Et cette preuve, que nous tenions à tirer avant tout de la nature même de l’institution, n’est-elle pas d’ailleurs écrite partout? A Rome, la prescription acquisitive s’appelait du nom énergique d’usu-capion, c’est-à-dire ACQUISITION par l’usage, et l’usu-capion était, dans la rigueur même du droit quiritaire, un des cinq modes d’acquérir la propriété . Dans notre ancien droit français, tous nos auteurs sont d’accord pour admettre la même idée, ils nous disent, celui-ci, que «la prescription est une manière d’acquérir ou de perdre par l’effet du

«temps;» celui-là, qu’elle est «un moyen d’acquérir le domaine des

«choses en les possédant, et de s’affranchir des droits, actions et obligations

« quand le créancier néglige de les exercer;» l’autre, que des deux espèces de prescriptions la première peut se définir «l’acquisition

« de la propriété par la possession» et que la seconde, «la

«prescription à l’effet de se libérer, n’est pas seulement établie sur la

«présomption de payement, mais aussi comme une peine contre la négligence

« du créancier .» Le Code civil, enfin, non content de définir la prescription, dans notre article, un moyen d’acquérir ou de se libérer, a déjà pris soin, en énumérant d’une part les manières d’acquérir la propriété, dans les art. 711,712, et d’autre part les causes d’extinction des obligations dans l’art. 1234, de ranger la prescription parmi les unes et parmi les autres .

C’est donc une fausse théorie que celle qui présente la prescription comme n’étant, en droit, que la présomption ou la preuve soit de l’acquisition, soit de la libération, tandis qu’elle en est la cause efficiente; et l’on a mauvaise grâce à présenter les rédacteurs du Code, ainsi que le fait M. Mourlon (p. 5), comme des praticiens vulgaires qui ont ici confondu l’acquisition du droit avec l’acquisition de sa preuve et n’ont pas su se dégager du fait pour remonter aux principes, alors qu’ils n’ont fait, au contraire, que suivre non-seulement l’ancien droit français, mais même le droit romain, qui lui aussi posait la prescription comme cause légale d’acquisition.
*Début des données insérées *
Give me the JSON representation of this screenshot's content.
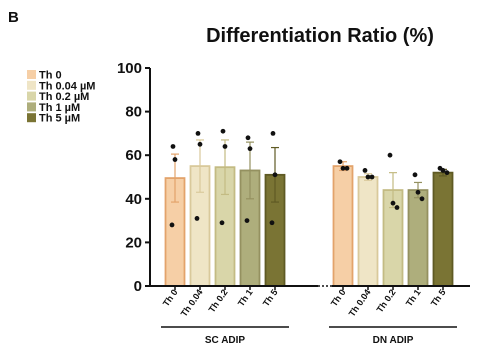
{
  "panel_label": "B",
  "chart_data": {
    "type": "bar",
    "title": "Differentiation Ratio (%)",
    "xlabel": "",
    "ylabel": "",
    "ylim": [
      0,
      100
    ],
    "yticks": [
      0,
      20,
      40,
      60,
      80,
      100
    ],
    "grid": false,
    "legend_position": "top-left",
    "legend": [
      {
        "label": "Th 0",
        "color": "#f6cfa6"
      },
      {
        "label": "Th 0.04 µM",
        "color": "#efe5c6"
      },
      {
        "label": "Th 0.2 µM",
        "color": "#d9d6a9"
      },
      {
        "label": "Th 1 µM",
        "color": "#aeae7c"
      },
      {
        "label": "Th 5 µM",
        "color": "#7a7434"
      }
    ],
    "groups": [
      {
        "label": "SC  ADIP",
        "categories": [
          "Th 0",
          "Th 0.04",
          "Th 0.2",
          "Th 1",
          "Th 5"
        ],
        "values": [
          49.5,
          55,
          54.5,
          53,
          51
        ],
        "errors": [
          11,
          12,
          12.5,
          13,
          12.5
        ],
        "points": [
          [
            64,
            58,
            28
          ],
          [
            70,
            65,
            31
          ],
          [
            71,
            64,
            29
          ],
          [
            68,
            63,
            30
          ],
          [
            70,
            51,
            29
          ]
        ]
      },
      {
        "label": "DN ADIP",
        "categories": [
          "Th 0",
          "Th 0.04",
          "Th 0.2",
          "Th 1",
          "Th 5"
        ],
        "values": [
          55,
          50,
          44,
          44,
          52
        ],
        "errors": [
          2,
          1.5,
          8,
          3.5,
          1.5
        ],
        "points": [
          [
            57,
            54,
            54
          ],
          [
            53,
            50,
            50
          ],
          [
            60,
            38,
            36
          ],
          [
            51,
            43,
            40
          ],
          [
            54,
            53,
            52
          ]
        ]
      }
    ],
    "bar_colors": [
      "#f6cfa6",
      "#efe5c6",
      "#d9d6a9",
      "#aeae7c",
      "#7a7434"
    ],
    "bar_edge_colors": [
      "#e3a36b",
      "#d9c99b",
      "#c3bb83",
      "#949160",
      "#5f5a24"
    ]
  }
}
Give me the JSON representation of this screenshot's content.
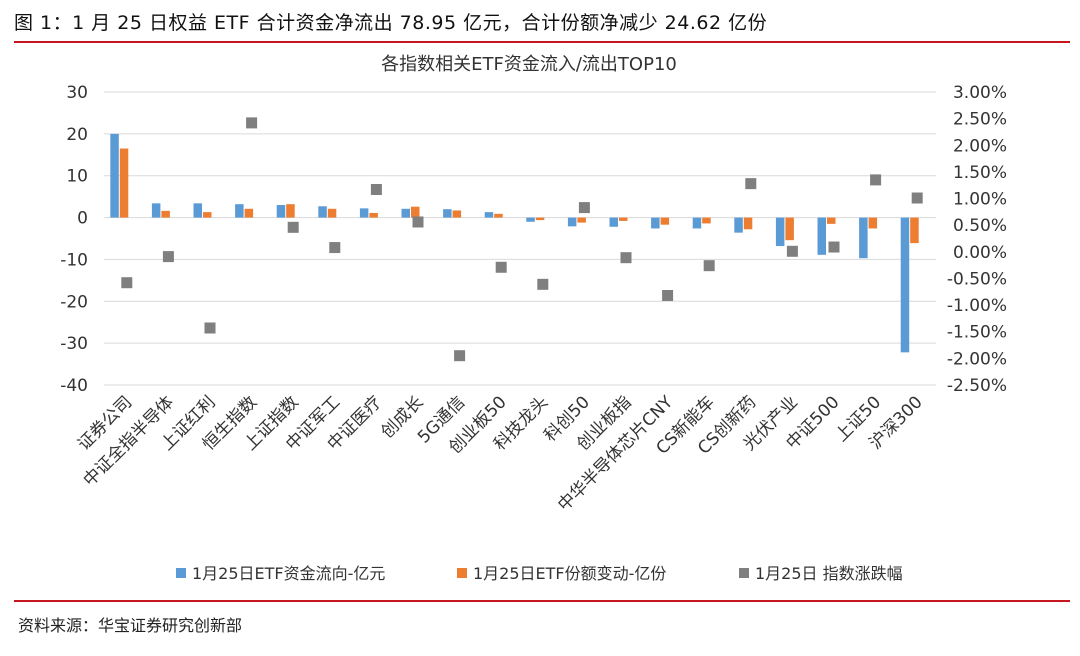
{
  "figure_title": "图 1：1 月 25 日权益 ETF 合计资金净流出 78.95 亿元，合计份额净减少 24.62 亿份",
  "source": "资料来源：华宝证券研究创新部",
  "colors": {
    "flow": "#5b9bd5",
    "share": "#ed7d31",
    "index": "#7f7f7f",
    "rule": "#c8161e",
    "grid": "#d9d9d9"
  },
  "chart_data": {
    "type": "bar",
    "title": "各指数相关ETF资金流入/流出TOP10",
    "categories": [
      "证券公司",
      "中证全指半导体",
      "上证红利",
      "恒生指数",
      "上证指数",
      "中证军工",
      "中证医疗",
      "创成长",
      "5G通信",
      "创业板50",
      "科技龙头",
      "科创50",
      "创业板指",
      "中华半导体芯片CNY",
      "CS新能车",
      "CS创新药",
      "光伏产业",
      "中证500",
      "上证50",
      "沪深300"
    ],
    "series": [
      {
        "name": "1月25日ETF资金流向-亿元",
        "axis": "left",
        "values": [
          20.0,
          3.4,
          3.4,
          3.2,
          3.0,
          2.7,
          2.2,
          2.1,
          2.0,
          1.3,
          -1.0,
          -2.1,
          -2.2,
          -2.6,
          -2.6,
          -3.6,
          -6.8,
          -8.9,
          -9.7,
          -32.2
        ]
      },
      {
        "name": "1月25日ETF份额变动-亿份",
        "axis": "left",
        "values": [
          16.5,
          1.6,
          1.3,
          2.1,
          3.2,
          2.1,
          1.1,
          2.6,
          1.7,
          0.9,
          -0.6,
          -1.2,
          -0.8,
          -1.7,
          -1.4,
          -2.8,
          -5.4,
          -1.5,
          -2.6,
          -6.1
        ]
      },
      {
        "name": "1月25日 指数涨跌幅",
        "axis": "right",
        "unit": "%",
        "values": [
          -0.58,
          -0.09,
          -1.43,
          2.42,
          0.46,
          0.08,
          1.17,
          0.56,
          -1.95,
          -0.29,
          -0.61,
          0.83,
          -0.11,
          -0.82,
          -0.26,
          1.28,
          0.01,
          0.09,
          1.35,
          1.01
        ]
      }
    ],
    "y_left": {
      "min": -40,
      "max": 30,
      "ticks": [
        "30",
        "20",
        "10",
        "0",
        "-10",
        "-20",
        "-30",
        "-40"
      ]
    },
    "y_right": {
      "min": -2.5,
      "max": 3.0,
      "ticks": [
        "3.00%",
        "2.50%",
        "2.00%",
        "1.50%",
        "1.00%",
        "0.50%",
        "0.00%",
        "-0.50%",
        "-1.00%",
        "-1.50%",
        "-2.00%",
        "-2.50%"
      ]
    },
    "grid": true,
    "legend_position": "bottom"
  }
}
Mais ceci, bien entendu, n’empêche pas la prescription d’avoir un effet rétroactif au jour où elle a commencé à courir, comme tout le monde le reconnaît, puisque l’idée contraire serait en opposition directe avec le but même de l’institution. En brisant le droit de l’ancien propriétaire ou créancier, la loi le brise nécessairement pour le tout, pour l’accessoire aussi bien que pour le principal: quand, par raison d’ordre public, on lui interdit toute action pour le bien ou le capital, on ne pouvait pas lui permettre d’agir encore pour les simples intérêts ou fruits de ce capital ou de ce bien.

III. — M. Troplong (n° 24) adresse à notre article, en tant qu’il définit la prescription «un moyen d’acquérir ou de se libérer par un «certain laps de temps et sous les conditions déterminées par la loi», une critique qui serait parfaitement fondée si les derniers mots du texte n’existaient pas, mais qui nous paraît exagérée en présence de ce texte entier. Sans doute le temps ne saurait être en lui-même et par lui seul une cause d’acquisition ou de libération; ce n’est pas seulement par l’effet du temps, c’est aussi et surtout par l’effet de la possession du bien ou de l’inaction du créancier, que la prescription s’accomplit; en sorte que le reproche de fausseté que M. Troplong fait à la définition du Code serait mérité, si la loi disait seulement que le droit s’opère par un certain laps de temps, sans rien ajouter, et en présentant ainsi le temps comme la condition unique. Mais du moment que le Code ajoute et sous les conditions déterminées par la loi, en sorte que sa définition se trouve ainsi complétée par ce renvoi aux autres articles de notre titre, il n’est pas exact de dire, comme le fait M. Troplong, que le Code présente le temps comme étant par lui seul le moyen d’acquérir ou de se libérer. Le seul tort qu’on peut ici reprocher aux rédacteurs, c’est, non pas d’avoir omis, comme le dit M. Troplong, le premier élément de la prescription, mais de ne l’avoir indiqué que vaguement, par simple renvoi et en le reléguant au second rang, quand il était si facile de définir la prescription: «un

«moyen d’acquérir ou de se libérer par la possession du bien ou par

«l’inaction du créancier continuées pendant un certain temps.»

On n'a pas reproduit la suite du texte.